From left to right: OneVoice Palestine’s Wasim Almasri, IEP Director Rachel Steinberg, and OneVoice Israel’s Tom Bar-Gal before meetings in Washington. Wasim holds the OneVoice petition. Tom displays an informational packet for D.C. policymakers.
Just a few weeks before President Barack Obama’s first trip in office to Israel and Palestine, OneVoice activists Wasim Almasri and Tom Bar-Gal set out to leave an impression on Washington’s policy community.
From March 3-8, Tom of OneVoice Israel and Wasim of OneVoice Palestine had an opportunity to meet with representatives of the U.S. Department of State, Congress, and members of the Obama administration; with prominent intellectuals and influencers at international think-tanks, and future leaders at some of the D.C.-area’s top universities.
In connecting the U.S. policymaking community with the voices of Israeli and Palestinian civil society, Tom and Wasim sought to achieve two goals: present OneVoice’s petition asking President Obama to support the two-state solution, end the occupation and a return to serious negotiations with a limited and clear time frame and references, and share with the policy community why supporting grassroots peacebuilding efforts on the ground in Israel and Palestine in addition to working to secure negotiations at the diplomatic level are a critical combination for breaking the status quo.
During the American election season and through Inauguration Day, OneVoice called on President Obama to leverage his leadership role to facilitate a return to serious and meaningful negotiations for the Israeli and Palestinian leadership and to prioritize ending the occupation and achieving the two-state solution in his second term. Over 1,600 people signed on to this call online and on paper, and during the Washington tour, Tom and Wasim delivered the petition to American policymakers.
On the collegiate level, the tour stopped at American University and the University of Maryland – College Park, as well as included a networking event with the Young Professionals in Foreign Policy. Questions about outreach and bringing skeptical people into the fold of OneVoice’s nonviolent resistance work and message were top on the agenda at these events.

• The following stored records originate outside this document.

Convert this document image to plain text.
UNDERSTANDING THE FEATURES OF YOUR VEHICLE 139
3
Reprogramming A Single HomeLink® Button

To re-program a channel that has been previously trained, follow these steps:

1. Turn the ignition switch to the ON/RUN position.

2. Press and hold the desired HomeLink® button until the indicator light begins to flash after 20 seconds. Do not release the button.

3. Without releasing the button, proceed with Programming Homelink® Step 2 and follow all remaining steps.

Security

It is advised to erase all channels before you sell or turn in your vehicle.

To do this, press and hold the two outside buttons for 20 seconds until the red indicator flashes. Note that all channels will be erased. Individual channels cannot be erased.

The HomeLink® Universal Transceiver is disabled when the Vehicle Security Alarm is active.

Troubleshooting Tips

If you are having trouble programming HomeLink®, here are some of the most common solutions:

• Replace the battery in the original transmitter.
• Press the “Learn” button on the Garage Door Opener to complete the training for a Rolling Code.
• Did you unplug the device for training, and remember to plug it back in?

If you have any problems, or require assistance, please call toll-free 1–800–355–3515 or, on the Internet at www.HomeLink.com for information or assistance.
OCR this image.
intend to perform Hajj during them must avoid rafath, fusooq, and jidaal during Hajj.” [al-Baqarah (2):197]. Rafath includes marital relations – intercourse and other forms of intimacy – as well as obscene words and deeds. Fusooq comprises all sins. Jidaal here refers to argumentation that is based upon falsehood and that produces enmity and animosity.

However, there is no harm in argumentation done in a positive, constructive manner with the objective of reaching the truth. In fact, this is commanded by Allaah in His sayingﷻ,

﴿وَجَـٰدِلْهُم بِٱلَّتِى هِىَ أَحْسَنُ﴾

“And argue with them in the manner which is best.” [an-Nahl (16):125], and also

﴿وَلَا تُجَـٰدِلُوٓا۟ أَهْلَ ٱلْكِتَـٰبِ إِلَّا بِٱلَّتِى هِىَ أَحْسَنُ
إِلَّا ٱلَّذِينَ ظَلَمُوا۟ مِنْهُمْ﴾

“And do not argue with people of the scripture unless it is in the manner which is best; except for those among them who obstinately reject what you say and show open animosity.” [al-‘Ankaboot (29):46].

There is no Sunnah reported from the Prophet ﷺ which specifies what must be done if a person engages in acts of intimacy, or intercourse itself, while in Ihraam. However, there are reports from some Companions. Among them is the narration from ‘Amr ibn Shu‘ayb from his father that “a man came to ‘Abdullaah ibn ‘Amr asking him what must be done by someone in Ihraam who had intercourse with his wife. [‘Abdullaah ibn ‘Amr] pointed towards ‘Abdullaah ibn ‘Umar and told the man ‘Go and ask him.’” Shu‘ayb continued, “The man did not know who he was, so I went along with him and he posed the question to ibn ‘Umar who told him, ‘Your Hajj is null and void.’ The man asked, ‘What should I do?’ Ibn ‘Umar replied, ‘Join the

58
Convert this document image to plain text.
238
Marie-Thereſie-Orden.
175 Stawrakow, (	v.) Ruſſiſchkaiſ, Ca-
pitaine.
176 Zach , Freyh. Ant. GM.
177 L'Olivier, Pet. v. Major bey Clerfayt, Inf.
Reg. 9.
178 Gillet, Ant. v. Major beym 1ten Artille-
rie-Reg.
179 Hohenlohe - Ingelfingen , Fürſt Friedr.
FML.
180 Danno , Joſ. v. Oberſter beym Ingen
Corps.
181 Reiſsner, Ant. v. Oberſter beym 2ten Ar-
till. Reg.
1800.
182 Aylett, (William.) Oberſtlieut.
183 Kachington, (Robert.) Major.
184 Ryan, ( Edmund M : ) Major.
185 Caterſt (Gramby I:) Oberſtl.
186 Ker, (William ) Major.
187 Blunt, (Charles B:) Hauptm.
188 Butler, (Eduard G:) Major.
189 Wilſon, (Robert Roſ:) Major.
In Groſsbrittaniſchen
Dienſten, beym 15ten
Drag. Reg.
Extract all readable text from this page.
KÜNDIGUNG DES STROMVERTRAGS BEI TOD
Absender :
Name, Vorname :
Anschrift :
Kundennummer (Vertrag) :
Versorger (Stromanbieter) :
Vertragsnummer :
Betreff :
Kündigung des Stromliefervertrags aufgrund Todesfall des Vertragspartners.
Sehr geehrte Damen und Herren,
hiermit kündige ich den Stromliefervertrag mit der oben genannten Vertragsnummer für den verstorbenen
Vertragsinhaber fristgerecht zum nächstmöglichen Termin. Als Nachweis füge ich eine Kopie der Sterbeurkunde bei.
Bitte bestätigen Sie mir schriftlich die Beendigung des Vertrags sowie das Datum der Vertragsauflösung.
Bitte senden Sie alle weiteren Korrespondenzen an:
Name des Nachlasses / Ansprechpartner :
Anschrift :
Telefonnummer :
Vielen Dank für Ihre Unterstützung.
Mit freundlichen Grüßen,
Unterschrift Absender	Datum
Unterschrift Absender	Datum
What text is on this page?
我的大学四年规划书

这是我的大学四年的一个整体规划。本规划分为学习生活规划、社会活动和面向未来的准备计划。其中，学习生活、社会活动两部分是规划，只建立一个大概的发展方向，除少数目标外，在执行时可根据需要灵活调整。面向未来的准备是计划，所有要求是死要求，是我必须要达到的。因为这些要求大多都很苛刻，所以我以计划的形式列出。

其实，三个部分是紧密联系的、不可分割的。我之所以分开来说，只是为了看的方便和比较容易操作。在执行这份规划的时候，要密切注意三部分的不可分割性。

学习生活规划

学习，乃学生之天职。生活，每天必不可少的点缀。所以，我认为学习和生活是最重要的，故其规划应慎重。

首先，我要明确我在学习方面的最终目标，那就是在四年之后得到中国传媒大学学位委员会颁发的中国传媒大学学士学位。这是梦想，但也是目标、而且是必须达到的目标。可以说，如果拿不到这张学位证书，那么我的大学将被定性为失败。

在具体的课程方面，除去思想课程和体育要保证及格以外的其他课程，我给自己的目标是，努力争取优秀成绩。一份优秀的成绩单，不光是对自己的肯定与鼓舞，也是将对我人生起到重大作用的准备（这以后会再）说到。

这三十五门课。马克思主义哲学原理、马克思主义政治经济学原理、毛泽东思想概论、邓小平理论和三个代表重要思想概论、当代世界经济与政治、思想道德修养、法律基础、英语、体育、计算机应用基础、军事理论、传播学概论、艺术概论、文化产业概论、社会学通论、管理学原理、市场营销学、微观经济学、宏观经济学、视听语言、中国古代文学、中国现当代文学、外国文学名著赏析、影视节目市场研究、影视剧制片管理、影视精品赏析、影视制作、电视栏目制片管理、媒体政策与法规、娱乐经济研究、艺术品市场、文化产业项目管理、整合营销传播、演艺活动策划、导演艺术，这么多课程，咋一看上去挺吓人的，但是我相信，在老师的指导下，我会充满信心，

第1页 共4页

“We cannot change everybody’s minds,” Tom told students at American. “We know there are people who are hard-headed [and] for a long time, the two-state solution was not part of the discourse [in Israel]. It wasn’t even relevant. And for some it isn’t achievable. But as long as we keep putting this message out there, it slowly becomes part of the narrative.”
“Through [OVP’s] youth leadership program, we talk to the people about the occupation, the two-state solution, and about what needs to be done,” added Wasim. “We start creating a human infrastructure that actually wants to work toward ending the occupation through actively participating in non-violent resistance activities and positive engagement. Also, our town hall meeting program addresses a lot of social and economic issues and connects the average person with the decision makers. This is how we try to create a ripe environment for conflict resolution and peacebuilding.”
At the Wilson Center for International Scholars and the New America Foundation, two internationally renowned think-tanks, Tom was asked for his thoughts on the relationship between the make-up of the Knesset and Israeli public opinion, as well as the generational gap regarding support for the two-state solution.
“My view is that the majority of the Israeli people are not represented in the Knesset because they are silent [on this issue],” Tom explained. “I think people, and this goes for about every person I talked to, are willing to give up more than they are willing to say...[L]ess people might be talking about this [and] people are less vocal about expressing their opinions, that is true. But, I think more people [young and old] actually support the two-state solution.
“For instance, last year we had a big social justice movement [#J14 Movement] that took place in Tel Aviv,” Tom continued. “We held an event of our own, connecting the social justice that so many Israelis wanted to the two-state solution and the costs of propping up the occupation. We showed them why we needed the two-state solution to achieve what they wanted and found it very successful.”
On Capitol Hill, Wasim contended that the structure of OneVoice is the only possible methodology for introducing the two-state solution to each side’s public.
“We believe that working in parallel is in the best interest of the people,” Wasim told Congressional staffers. “For [OVP], it addresses the national self-interest of the Palestinians and we [OVP and OVI] have different ways we interact with each society. So we try to address the conflict in a way that the Palestinians will have an interest in it…and our colleagues in Israel do the same thing [in their own community].”
He paused, and looked at the staffers in the room. All work directly with prominent members of the U.S. House and Senate with varying interests in the Israeli-Palestinian conflict.
Wasim had a direct comment for them all.
“In OneVoice’s message, there’s a sentence that states that the work we do is empowering the people to push their elected representatives toward establishing a two-state solution and end to the conflict.
“You are the people,” he said. “Start pushing your elected representatives toward it.”